Şanlıurfa'nın Siverek ilçesinde manevi atmosferi, Regaip Kandili’nin gelişiyle birlikte Bahçelievler Mahallesi’nde yer alan Cuma Polat Camisi’nde doruk noktasına ulaştı. Üç ayların müjdecisi olan bu mübarek gecede, ilçe sakinleri ellerini semaya açarak huzur ve barış için dua ettiler. Caminin kubbesini dolduran huşu dolu hava, sadece bir ibadet anını değil, aynı zamanda köklü bir geleneğin modern zamanlardaki izdüşümünü de yansıtıyordu. Siverekli vatandaşların yoğun katılım gösterdiği bu anlamlı gece, bölgenin kültürel ve dini dokusunun ne kadar zengin olduğunu bir kez daha gözler önüne serdi.
Dillerin Kardeşliği: Üç Lisanda Mevlid Ziyafeti
Cami imam hatibi Mehmet Ali Hoca tarafından icra edilen Mevlid-i Nebi programı, alışılagelmişin dışında bir zenginlikle sunuldu. Gecenin en dikkat çekici ve duygulandıran anı, Peygamber Efendimiz için kaleme alınan mevlid metinlerinin üç farklı Türkçe , Kürtçe ve Zazaca dilleriyle okunması oldu. Farklı lisanların tınıları aynı manevi amaç etrafında birleşirken, cami cemaati dillerin ötesindeki o evrensel birlik duygusunu derinlemesine hissetti. Mehmet Ali Hoca’nın yanık sesiyle okuduğu ilahiler ve salavatlar, katılımcılara manevi bir haz yaşatırken gönüllerde silinmez izler bıraktı.

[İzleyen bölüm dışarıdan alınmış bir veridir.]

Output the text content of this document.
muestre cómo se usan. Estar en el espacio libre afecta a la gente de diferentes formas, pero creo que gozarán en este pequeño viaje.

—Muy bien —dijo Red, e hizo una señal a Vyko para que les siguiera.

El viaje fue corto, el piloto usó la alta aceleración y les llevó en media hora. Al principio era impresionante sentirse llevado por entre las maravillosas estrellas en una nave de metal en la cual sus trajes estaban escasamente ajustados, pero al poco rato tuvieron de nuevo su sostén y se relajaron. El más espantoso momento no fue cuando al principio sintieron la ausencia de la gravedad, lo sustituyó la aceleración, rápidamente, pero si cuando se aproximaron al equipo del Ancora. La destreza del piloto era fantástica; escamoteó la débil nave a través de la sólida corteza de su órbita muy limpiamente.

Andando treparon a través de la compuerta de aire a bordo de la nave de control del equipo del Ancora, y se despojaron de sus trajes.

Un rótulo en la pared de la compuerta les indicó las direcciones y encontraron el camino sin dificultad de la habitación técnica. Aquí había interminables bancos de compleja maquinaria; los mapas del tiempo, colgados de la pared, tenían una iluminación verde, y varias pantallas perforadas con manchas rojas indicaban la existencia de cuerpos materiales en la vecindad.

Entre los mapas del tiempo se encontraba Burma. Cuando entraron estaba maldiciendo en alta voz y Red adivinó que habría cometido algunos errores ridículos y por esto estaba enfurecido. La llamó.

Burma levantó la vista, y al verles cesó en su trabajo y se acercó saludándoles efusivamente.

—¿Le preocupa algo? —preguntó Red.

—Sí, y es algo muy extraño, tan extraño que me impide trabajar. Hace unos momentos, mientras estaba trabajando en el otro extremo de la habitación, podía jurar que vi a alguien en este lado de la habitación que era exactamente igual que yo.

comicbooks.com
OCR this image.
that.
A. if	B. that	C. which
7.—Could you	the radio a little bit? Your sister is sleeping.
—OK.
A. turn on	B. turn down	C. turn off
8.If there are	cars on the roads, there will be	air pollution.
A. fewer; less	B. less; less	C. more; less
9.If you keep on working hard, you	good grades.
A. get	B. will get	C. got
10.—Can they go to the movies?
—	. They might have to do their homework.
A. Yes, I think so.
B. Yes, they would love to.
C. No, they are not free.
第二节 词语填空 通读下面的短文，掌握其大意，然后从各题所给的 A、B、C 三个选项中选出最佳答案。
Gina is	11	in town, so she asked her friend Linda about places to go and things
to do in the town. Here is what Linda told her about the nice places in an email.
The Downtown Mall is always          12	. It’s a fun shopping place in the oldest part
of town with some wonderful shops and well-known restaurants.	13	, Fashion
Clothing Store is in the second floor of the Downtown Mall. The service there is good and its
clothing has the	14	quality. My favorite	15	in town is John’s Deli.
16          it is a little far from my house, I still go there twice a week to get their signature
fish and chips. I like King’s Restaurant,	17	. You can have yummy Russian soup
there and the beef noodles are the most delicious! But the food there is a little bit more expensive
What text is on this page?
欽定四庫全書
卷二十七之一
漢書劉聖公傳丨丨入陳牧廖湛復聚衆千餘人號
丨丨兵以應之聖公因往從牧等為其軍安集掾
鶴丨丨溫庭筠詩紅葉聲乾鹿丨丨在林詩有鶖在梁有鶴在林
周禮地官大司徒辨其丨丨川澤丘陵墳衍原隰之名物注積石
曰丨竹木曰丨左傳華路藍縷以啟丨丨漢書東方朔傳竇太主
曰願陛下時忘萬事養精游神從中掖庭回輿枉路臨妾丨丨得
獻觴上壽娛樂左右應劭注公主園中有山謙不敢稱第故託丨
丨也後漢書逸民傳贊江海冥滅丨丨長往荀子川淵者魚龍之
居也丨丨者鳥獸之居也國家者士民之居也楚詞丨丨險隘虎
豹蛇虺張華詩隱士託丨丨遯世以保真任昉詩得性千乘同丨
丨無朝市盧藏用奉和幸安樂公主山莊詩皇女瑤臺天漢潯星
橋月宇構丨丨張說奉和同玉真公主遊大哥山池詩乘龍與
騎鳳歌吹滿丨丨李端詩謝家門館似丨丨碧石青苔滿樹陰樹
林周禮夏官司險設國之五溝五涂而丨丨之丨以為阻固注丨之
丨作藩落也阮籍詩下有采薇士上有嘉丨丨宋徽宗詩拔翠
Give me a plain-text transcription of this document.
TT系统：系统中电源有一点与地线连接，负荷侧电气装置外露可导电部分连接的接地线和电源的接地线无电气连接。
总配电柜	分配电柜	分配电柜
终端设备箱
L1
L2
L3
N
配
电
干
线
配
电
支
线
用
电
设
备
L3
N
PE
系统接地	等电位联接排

Rahmet ve Bereket Kapısı: Regaip’in Maneviyatı
Regaip Kandili’nin İslam dünyası için taşıdığı hayati öneme değinen Mehmet Ali Hoca, Recep ayının bu ilk cuma gecesinin neden "rahmet gecesi" olarak anıldığını cemaate hatırlattı. Kur'ân-ı Kerim ve hadis kaynaklarında bu geceye özel spesifik bir ibadet şekli tanımlanmamış olsa da, alimlerin bu vakitleri tövbe, istiğfar ve tefekkürle geçirmeyi tavsiye ettiklerini belirtti. Üç ayların başlangıcı sayılan bu özel zaman dilimi, bireyin kendi iç dünyasına dönmesi ve yaratıcısıyla olan bağını güçlendirmesi için altın bir fırsat olarak nitelendirildi.
“Regaip Kandili, kalplerin yumuşadığı, ellerin semaya rahmet umuduyla açıldığı müstesna bir zaman dilimidir. Biz burada dillerimiz farklı olsa da gönüllerimizin bir olduğunu, dualarımızın aynı arşa yükseldiğini göstermek istedik. Bu gece, geçmişin muhasebesini yapıp geleceğe temiz bir sayfa açma gecesidir.”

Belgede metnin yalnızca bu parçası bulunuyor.